Abstract

ABSTRACTBetween the Russo-Japanese War (1904–1905) and the Mukden Incident (1931), Japan’s mounting colonial presence manifested itself in the activities of the South Manchuria Railway Company as well as in the Japanese forces’ skirmishes for control of the region. The poet Kitagawa Fuyuhiko (1900–1990) would draw on his memories of Manchuria, where he lived until attending college in Kyoto, to situate hyperobjects and colonial minutiae in counter-hegemonic anticolonial and antiwar prose poems. His subtractive poetic configurations – not Surrealist but certainly building on Dada precedents – isolate incongruous elements (evental traces) in Alain Badiou’s sense of being faithful to a critique of the ethics of a colonial apparatus.
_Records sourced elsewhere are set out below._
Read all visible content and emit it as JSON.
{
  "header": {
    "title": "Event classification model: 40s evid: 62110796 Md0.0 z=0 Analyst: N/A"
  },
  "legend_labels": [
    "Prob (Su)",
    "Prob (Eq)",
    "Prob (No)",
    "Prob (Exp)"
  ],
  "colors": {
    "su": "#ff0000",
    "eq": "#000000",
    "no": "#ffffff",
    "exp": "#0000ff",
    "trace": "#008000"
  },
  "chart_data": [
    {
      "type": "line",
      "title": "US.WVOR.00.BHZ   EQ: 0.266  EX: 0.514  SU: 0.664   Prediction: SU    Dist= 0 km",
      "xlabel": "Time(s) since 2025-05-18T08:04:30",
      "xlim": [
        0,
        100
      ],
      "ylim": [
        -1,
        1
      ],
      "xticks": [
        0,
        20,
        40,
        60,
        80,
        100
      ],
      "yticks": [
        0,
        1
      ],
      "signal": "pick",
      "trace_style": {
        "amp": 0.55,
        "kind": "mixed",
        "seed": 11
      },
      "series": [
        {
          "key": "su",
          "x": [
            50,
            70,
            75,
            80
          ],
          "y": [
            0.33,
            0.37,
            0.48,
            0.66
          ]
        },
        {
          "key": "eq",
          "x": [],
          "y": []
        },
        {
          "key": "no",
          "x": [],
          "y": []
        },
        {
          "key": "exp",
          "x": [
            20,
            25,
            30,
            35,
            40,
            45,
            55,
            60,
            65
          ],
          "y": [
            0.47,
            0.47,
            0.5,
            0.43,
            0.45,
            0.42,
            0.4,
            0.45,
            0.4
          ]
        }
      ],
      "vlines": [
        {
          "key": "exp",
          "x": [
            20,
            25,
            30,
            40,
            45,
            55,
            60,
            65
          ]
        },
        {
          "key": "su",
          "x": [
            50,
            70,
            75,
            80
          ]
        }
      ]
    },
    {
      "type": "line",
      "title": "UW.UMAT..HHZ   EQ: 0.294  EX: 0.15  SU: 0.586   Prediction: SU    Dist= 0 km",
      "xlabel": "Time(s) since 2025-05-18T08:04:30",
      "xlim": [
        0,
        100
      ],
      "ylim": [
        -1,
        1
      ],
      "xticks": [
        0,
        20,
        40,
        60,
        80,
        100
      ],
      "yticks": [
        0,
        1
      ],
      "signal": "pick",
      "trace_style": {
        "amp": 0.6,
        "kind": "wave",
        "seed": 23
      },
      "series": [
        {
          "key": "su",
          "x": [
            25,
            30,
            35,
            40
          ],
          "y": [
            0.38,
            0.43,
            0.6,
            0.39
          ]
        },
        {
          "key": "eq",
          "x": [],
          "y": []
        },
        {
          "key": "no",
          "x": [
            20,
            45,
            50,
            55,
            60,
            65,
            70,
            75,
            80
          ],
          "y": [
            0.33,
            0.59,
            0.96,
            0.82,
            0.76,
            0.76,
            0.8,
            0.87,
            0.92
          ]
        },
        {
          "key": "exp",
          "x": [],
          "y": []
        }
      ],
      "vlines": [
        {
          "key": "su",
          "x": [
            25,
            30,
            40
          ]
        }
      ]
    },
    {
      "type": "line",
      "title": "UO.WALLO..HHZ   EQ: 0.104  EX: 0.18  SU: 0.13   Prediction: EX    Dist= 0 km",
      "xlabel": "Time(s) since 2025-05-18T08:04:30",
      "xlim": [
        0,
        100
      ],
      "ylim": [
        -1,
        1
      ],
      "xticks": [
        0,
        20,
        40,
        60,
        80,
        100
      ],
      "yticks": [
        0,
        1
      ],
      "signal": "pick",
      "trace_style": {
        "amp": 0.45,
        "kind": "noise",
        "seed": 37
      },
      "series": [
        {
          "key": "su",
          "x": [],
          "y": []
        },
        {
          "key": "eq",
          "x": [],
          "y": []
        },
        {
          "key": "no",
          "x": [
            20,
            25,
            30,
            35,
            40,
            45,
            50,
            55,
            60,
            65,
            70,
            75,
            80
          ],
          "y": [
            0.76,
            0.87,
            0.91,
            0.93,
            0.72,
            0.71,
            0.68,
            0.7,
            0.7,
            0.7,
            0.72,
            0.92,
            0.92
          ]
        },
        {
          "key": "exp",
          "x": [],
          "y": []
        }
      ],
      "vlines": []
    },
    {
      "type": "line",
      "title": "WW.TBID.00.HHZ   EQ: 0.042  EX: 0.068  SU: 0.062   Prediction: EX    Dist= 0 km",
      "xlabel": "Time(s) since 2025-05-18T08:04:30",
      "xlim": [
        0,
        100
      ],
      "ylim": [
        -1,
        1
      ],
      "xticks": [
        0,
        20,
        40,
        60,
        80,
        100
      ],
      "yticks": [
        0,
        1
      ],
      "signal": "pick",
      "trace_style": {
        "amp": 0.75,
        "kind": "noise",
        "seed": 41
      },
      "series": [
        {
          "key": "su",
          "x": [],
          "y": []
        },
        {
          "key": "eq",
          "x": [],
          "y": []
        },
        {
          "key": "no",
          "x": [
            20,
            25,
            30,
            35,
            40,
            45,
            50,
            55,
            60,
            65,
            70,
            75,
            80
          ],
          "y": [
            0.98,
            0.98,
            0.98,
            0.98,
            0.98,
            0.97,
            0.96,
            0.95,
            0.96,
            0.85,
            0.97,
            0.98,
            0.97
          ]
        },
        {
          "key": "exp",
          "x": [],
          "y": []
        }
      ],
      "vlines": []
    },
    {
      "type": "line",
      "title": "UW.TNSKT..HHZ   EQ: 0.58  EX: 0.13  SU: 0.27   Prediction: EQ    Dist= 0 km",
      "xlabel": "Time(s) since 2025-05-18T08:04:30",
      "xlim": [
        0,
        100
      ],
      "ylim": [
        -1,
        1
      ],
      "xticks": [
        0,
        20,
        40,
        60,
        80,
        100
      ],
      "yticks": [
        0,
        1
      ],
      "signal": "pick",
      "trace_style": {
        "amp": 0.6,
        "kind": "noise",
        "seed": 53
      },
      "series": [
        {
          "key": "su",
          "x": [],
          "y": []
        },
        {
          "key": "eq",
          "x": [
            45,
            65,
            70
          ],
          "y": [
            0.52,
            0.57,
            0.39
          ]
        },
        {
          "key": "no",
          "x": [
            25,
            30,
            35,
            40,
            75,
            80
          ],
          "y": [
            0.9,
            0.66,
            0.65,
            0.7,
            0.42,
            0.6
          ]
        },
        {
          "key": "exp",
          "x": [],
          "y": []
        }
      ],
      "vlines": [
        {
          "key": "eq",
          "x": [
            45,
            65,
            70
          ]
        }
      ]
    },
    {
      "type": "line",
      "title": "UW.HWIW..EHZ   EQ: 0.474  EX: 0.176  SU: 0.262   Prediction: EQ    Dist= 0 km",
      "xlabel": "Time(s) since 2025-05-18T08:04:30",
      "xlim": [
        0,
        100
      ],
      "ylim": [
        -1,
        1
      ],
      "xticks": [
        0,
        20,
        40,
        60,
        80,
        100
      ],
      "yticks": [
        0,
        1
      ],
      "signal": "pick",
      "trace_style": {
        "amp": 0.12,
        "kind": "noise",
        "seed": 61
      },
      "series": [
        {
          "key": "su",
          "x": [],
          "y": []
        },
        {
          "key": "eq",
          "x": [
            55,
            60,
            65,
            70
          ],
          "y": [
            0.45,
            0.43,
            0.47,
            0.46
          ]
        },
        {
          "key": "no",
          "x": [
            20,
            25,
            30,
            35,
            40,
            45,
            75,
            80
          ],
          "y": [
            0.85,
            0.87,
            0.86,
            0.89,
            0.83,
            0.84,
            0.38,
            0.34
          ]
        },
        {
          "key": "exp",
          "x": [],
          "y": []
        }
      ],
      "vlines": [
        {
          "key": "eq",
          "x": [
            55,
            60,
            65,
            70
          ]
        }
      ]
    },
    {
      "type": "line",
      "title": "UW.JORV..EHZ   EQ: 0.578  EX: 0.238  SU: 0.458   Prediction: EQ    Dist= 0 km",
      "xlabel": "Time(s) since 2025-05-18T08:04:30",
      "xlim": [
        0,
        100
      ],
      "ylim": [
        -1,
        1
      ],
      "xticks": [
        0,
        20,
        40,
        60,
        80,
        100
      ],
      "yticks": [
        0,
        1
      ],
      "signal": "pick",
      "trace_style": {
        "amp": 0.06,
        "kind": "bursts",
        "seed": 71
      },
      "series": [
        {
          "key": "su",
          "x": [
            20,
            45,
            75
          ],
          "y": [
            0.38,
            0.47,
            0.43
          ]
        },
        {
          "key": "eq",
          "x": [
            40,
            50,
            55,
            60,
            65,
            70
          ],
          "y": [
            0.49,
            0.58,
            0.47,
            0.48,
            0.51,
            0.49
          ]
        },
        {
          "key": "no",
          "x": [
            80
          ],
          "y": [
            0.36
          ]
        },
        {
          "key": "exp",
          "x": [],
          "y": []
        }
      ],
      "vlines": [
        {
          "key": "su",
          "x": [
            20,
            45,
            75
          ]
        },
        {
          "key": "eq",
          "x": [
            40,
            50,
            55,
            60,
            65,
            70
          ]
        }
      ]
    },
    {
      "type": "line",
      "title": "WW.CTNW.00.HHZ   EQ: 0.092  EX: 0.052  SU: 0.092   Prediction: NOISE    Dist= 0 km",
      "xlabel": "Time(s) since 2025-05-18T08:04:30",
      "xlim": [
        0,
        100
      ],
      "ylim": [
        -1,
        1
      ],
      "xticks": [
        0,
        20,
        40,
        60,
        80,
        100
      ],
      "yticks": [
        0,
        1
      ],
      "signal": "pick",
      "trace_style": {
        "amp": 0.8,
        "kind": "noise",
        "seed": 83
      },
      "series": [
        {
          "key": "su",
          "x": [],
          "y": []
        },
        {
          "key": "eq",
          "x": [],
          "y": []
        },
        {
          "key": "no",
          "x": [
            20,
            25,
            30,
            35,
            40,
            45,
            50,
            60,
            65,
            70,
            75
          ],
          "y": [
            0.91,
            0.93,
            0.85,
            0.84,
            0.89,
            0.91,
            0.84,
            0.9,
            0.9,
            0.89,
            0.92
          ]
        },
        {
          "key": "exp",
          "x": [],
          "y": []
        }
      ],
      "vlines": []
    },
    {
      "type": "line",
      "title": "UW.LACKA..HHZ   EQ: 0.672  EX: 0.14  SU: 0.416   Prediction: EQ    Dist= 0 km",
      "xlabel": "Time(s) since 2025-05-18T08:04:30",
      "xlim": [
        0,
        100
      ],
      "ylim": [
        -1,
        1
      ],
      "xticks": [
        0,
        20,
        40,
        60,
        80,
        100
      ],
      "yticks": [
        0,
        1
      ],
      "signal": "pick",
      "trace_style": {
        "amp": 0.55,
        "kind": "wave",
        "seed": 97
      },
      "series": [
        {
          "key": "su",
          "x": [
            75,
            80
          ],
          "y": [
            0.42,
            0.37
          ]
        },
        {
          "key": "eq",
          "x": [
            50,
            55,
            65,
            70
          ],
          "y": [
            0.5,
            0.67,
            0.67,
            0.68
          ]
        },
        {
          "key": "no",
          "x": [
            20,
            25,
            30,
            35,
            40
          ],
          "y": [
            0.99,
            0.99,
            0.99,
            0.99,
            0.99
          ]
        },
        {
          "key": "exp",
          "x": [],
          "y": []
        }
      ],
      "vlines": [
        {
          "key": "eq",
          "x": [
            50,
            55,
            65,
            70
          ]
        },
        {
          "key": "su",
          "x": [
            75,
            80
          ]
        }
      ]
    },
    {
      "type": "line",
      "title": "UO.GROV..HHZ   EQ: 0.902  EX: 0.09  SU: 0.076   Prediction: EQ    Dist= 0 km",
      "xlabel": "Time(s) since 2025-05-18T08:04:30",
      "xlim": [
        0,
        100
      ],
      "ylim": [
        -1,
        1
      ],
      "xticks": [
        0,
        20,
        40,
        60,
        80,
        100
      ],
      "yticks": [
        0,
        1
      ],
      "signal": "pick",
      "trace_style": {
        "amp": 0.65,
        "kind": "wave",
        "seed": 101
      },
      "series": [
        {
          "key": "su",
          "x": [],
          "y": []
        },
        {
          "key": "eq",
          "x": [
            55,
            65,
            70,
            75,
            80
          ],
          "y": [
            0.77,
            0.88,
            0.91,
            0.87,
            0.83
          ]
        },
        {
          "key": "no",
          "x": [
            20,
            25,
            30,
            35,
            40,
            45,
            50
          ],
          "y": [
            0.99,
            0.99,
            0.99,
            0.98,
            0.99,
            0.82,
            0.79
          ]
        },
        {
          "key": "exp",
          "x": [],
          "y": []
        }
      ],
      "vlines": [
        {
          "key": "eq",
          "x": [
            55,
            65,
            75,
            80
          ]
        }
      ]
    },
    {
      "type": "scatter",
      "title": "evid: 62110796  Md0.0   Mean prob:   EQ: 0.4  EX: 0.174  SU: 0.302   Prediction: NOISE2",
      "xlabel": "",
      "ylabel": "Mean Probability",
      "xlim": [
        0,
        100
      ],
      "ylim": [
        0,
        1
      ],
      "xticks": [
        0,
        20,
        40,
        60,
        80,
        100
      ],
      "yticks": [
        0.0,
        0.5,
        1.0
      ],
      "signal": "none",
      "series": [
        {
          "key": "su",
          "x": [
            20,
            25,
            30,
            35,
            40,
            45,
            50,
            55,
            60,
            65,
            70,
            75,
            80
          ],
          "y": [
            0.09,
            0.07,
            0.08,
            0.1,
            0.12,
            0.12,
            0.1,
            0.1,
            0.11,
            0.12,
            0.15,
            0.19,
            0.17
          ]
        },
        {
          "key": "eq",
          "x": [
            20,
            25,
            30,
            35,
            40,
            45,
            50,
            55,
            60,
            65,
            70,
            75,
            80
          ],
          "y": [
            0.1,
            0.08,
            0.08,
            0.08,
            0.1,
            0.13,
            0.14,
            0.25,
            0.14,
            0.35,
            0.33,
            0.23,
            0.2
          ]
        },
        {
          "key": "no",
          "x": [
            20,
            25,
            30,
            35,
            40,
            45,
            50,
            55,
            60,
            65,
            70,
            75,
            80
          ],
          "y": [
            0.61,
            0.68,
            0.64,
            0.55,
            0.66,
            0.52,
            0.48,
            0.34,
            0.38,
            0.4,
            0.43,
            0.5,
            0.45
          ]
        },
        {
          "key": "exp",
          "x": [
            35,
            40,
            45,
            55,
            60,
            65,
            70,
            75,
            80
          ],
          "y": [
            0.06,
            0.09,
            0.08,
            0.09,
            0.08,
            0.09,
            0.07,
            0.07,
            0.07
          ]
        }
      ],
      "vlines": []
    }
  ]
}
Having grown up within the colonial enterprise himself, and subject to high-minded Japanese media representations and instilled imperial affects, Kitagawa positions himself against the machinic drive for colonial profits and the abuse of labour and prostitutes. This article thus situates aesthetic strategies for displacing imperial affect as projected onto spaces of Japanese expansion so as to document radically anticolonial subject possibilities among Japanese nationals themselves. As postcolonial artefacts, these prose poems suggest the contradictions of European modernity writ in the Japanese rhetoric of cosmopolitan East Asian development and liberation as cultural production that aestheticises colonial extraction of labour and raw materials.